# Where I've been



## gnatster (Mar 6, 2004)

Howdy,

Greetings from Texas where it's starting to get a bit warm. I know i haven't posted in a quite a while. Been right busy here with other projects. As some of you know I stepped down as admin on APC. I started to get a bit fed up with the whole hobby when it took 4 months to get the tank I ordered from ADG. I also bought a Mini Cooper and became immersed in the local then national Mini community. I've been to a couple of Mini based events recently and am having a blast. Drove to Vegas in March for A Mini Vacation In Vegas, and just last weekend was in western NC/eastern TN for Minis on the Dragon. The Dragon is an 11 mile stretch of Highway 129 with 318 corners on it. It's a well know drivers road, no cross streets, no driveways and the cops know why all the people are there so as long as you are not totally stupid they leave you alone. I've also gotten back in to track driving and go to the track almost every weekend I am not traveling.

The tank is ready to be setup once I settle back down, get a job and stop traveling so much. Probably in the fall at this point.

Here is a picture of the Mini, his name is GNAT...go figure










There are also a few albums here http://picasaweb.google.com/gnatster with lots more pics.

I will be back....

Nathan


----------



## JanS (Apr 14, 2004)

Glad you've been enjoying your break from everything Gnaster. 
What is the number on the side of your Mini?? :shock:


----------



## Raul-7 (Feb 4, 2004)

Looks like great fun! What's under the hood?


----------



## gnatster (Mar 6, 2004)

JanS said:


> Glad you've been enjoying your break from everything Gnaster.
> What is the number on the side of your Mini?? :shock:


The numbers are 666, they are the last 3 digits of the Mini's VIN.

I've been having a blast. Just signed up for 2 more Mini themed events. Mini's in the Mountains, held in mid August at Copper Mountain Resort in CO. Lots of planed scenic drives including one that climbs paved roads to over 14,000ft. Then Labor Day weekend there is a Texas thing called the Hill Country Rendezvous where folks with Mini's from all over TX congregate near Austin in the Hill Country for 3 days of scenic drives on twisty roads followed by BBQ's and the like in the eve.

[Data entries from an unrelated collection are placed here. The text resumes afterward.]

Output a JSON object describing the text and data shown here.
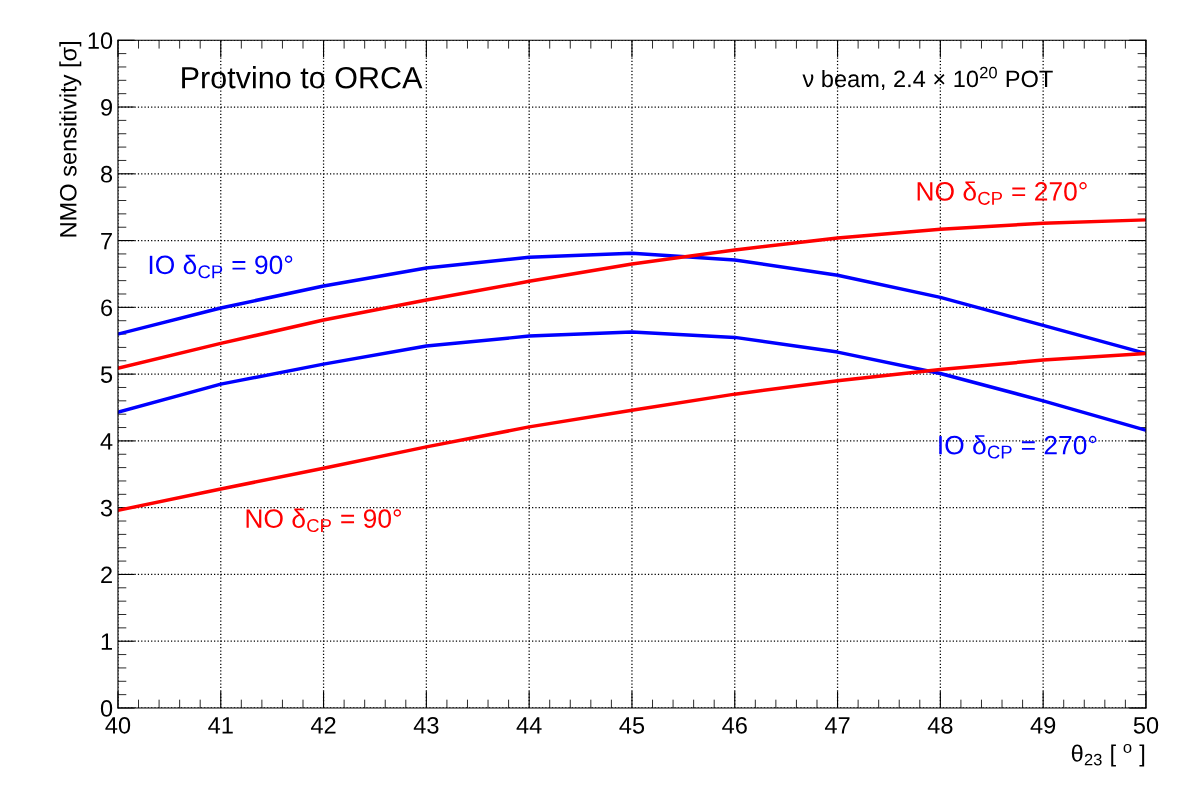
{
  "chart_data": {
    "type": "line",
    "title": "Protvino to ORCA",
    "subtitle": "ν beam, 2.4 × 10$^{20}$ POT",
    "xlabel": "θ$_{23}$ [ $^{o}$ ]",
    "ylabel": "NMO sensitivity [σ]",
    "x": [
      40,
      41,
      42,
      43,
      44,
      45,
      46,
      47,
      48,
      49,
      50
    ],
    "series": [
      {
        "color": "#0000ff",
        "values": [
          5.6,
          5.99,
          6.32,
          6.59,
          6.75,
          6.81,
          6.71,
          6.48,
          6.15,
          5.73,
          5.31
        ]
      },
      {
        "color": "#ff0000",
        "values": [
          5.09,
          5.46,
          5.81,
          6.11,
          6.39,
          6.65,
          6.86,
          7.04,
          7.17,
          7.26,
          7.31
        ]
      },
      {
        "color": "#0000ff",
        "values": [
          4.43,
          4.85,
          5.15,
          5.42,
          5.57,
          5.63,
          5.55,
          5.33,
          5.01,
          4.6,
          4.16
        ]
      },
      {
        "color": "#ff0000",
        "values": [
          2.96,
          3.28,
          3.59,
          3.91,
          4.21,
          4.46,
          4.7,
          4.9,
          5.07,
          5.21,
          5.31
        ]
      }
    ],
    "annotations": [
      "IO δ$_{CP}$ = 90°",
      "NO δ$_{CP}$ = 270°",
      "IO δ$_{CP}$ = 270°",
      "NO δ$_{CP}$ = 90°"
    ],
    "xlim": [
      40,
      50
    ],
    "ylim": [
      0,
      10
    ],
    "xticks": [
      40,
      41,
      42,
      43,
      44,
      45,
      46,
      47,
      48,
      49,
      50
    ],
    "yticks": [
      0,
      1,
      2,
      3,
      4,
      5,
      6,
      7,
      8,
      9,
      10
    ],
    "grid": true
  }
}
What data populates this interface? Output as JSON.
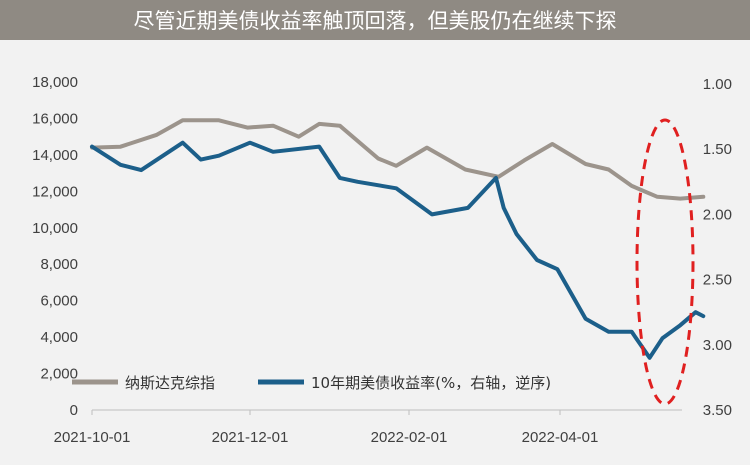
{
  "title": "尽管近期美债收益率触顶回落，但美股仍在继续下探",
  "colors": {
    "title_bg": "#8f8a83",
    "nasdaq": "#9c948c",
    "yield": "#1c5f8a",
    "highlight": "#e02020"
  },
  "chart_data": {
    "type": "line",
    "x_tick_labels": [
      "2021-10-01",
      "2021-12-01",
      "2022-02-01",
      "2022-04-01"
    ],
    "x_ticks": [
      "2021-10-01",
      "2021-12-01",
      "2022-02-01",
      "2022-04-01"
    ],
    "x_range": [
      "2021-10-01",
      "2022-05-31"
    ],
    "left_axis": {
      "ticks": [
        0,
        2000,
        4000,
        6000,
        8000,
        10000,
        12000,
        14000,
        16000,
        18000
      ],
      "tick_labels": [
        "0",
        "2,000",
        "4,000",
        "6,000",
        "8,000",
        "10,000",
        "12,000",
        "14,000",
        "16,000",
        "18,000"
      ],
      "ylim": [
        0,
        18000
      ]
    },
    "right_axis": {
      "ticks": [
        1.0,
        1.5,
        2.0,
        2.5,
        3.0,
        3.5
      ],
      "tick_labels": [
        "1.00",
        "1.50",
        "2.00",
        "2.50",
        "3.00",
        "3.50"
      ],
      "ylim": [
        1.0,
        3.5
      ],
      "reversed": true
    },
    "legend_position": "bottom-left",
    "series": [
      {
        "name": "纳斯达克综指",
        "axis": "left",
        "x": [
          "2021-10-01",
          "2021-10-12",
          "2021-10-26",
          "2021-11-05",
          "2021-11-19",
          "2021-11-30",
          "2021-12-10",
          "2021-12-20",
          "2021-12-28",
          "2022-01-05",
          "2022-01-20",
          "2022-01-27",
          "2022-02-08",
          "2022-02-23",
          "2022-03-08",
          "2022-03-18",
          "2022-03-29",
          "2022-04-11",
          "2022-04-20",
          "2022-04-29",
          "2022-05-09",
          "2022-05-18",
          "2022-05-27"
        ],
        "values": [
          14400,
          14450,
          15100,
          15900,
          15900,
          15500,
          15600,
          15000,
          15700,
          15600,
          13800,
          13400,
          14400,
          13200,
          12800,
          13700,
          14600,
          13500,
          13200,
          12300,
          11700,
          11600,
          11700
        ]
      },
      {
        "name": "10年期美债收益率(%，右轴，逆序)",
        "axis": "right",
        "x": [
          "2021-10-01",
          "2021-10-12",
          "2021-10-20",
          "2021-11-05",
          "2021-11-12",
          "2021-11-19",
          "2021-12-01",
          "2021-12-10",
          "2021-12-28",
          "2022-01-05",
          "2022-01-12",
          "2022-01-27",
          "2022-02-10",
          "2022-02-24",
          "2022-03-07",
          "2022-03-10",
          "2022-03-15",
          "2022-03-23",
          "2022-03-31",
          "2022-04-11",
          "2022-04-20",
          "2022-04-29",
          "2022-05-06",
          "2022-05-11",
          "2022-05-18",
          "2022-05-24",
          "2022-05-27"
        ],
        "values": [
          1.48,
          1.62,
          1.66,
          1.45,
          1.58,
          1.55,
          1.45,
          1.52,
          1.48,
          1.72,
          1.75,
          1.8,
          2.0,
          1.95,
          1.72,
          1.95,
          2.15,
          2.35,
          2.42,
          2.8,
          2.9,
          2.9,
          3.1,
          2.95,
          2.85,
          2.75,
          2.78
        ]
      }
    ]
  },
  "legend": [
    {
      "label": "纳斯达克综指"
    },
    {
      "label": "10年期美债收益率(%，右轴，逆序)"
    }
  ]
}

Looks like I'll be GA in July at Road Atlanta for a track weekend too.


----------



## gnatster (Mar 6, 2004)

Raul-7 said:


> Looks like great fun! What's under the hood?


Hehehe....

Started life as a Supercharged 1.6l with a 7250 redline and 168HP

Now...still 1.6l supercharged for now but I've added a cold air intake, a reduction pulley to spin the supercharger faster, a very high flow head with huge valves and full race valvetrain, larger intercooler, ported the intake to match the head, a tube header with equal length runners and a custom exhaust. My tuner is still working on the software package but as of now it pulls 230 hp at the wheels at 8000 rpm. We figure proper software tuning will add ~ 20 hp more. So figure it has 100hp more at the crank then stock.

It's one fast Mini...


----------



## Morbida (Aug 15, 2005)

It is better then driving go carts?


----------



## Laith (Sep 4, 2004)

250hp in a Mini? :mrgreen: :mrgreen: 

Wow! Yes, must be a very fast Mini!  

Glad you're having a good time!


----------



## Bert H (Mar 2, 2004)

Looks like you're having fun, Nathan! In one of your albums you're being pulled into a tow truck. What happened there?


----------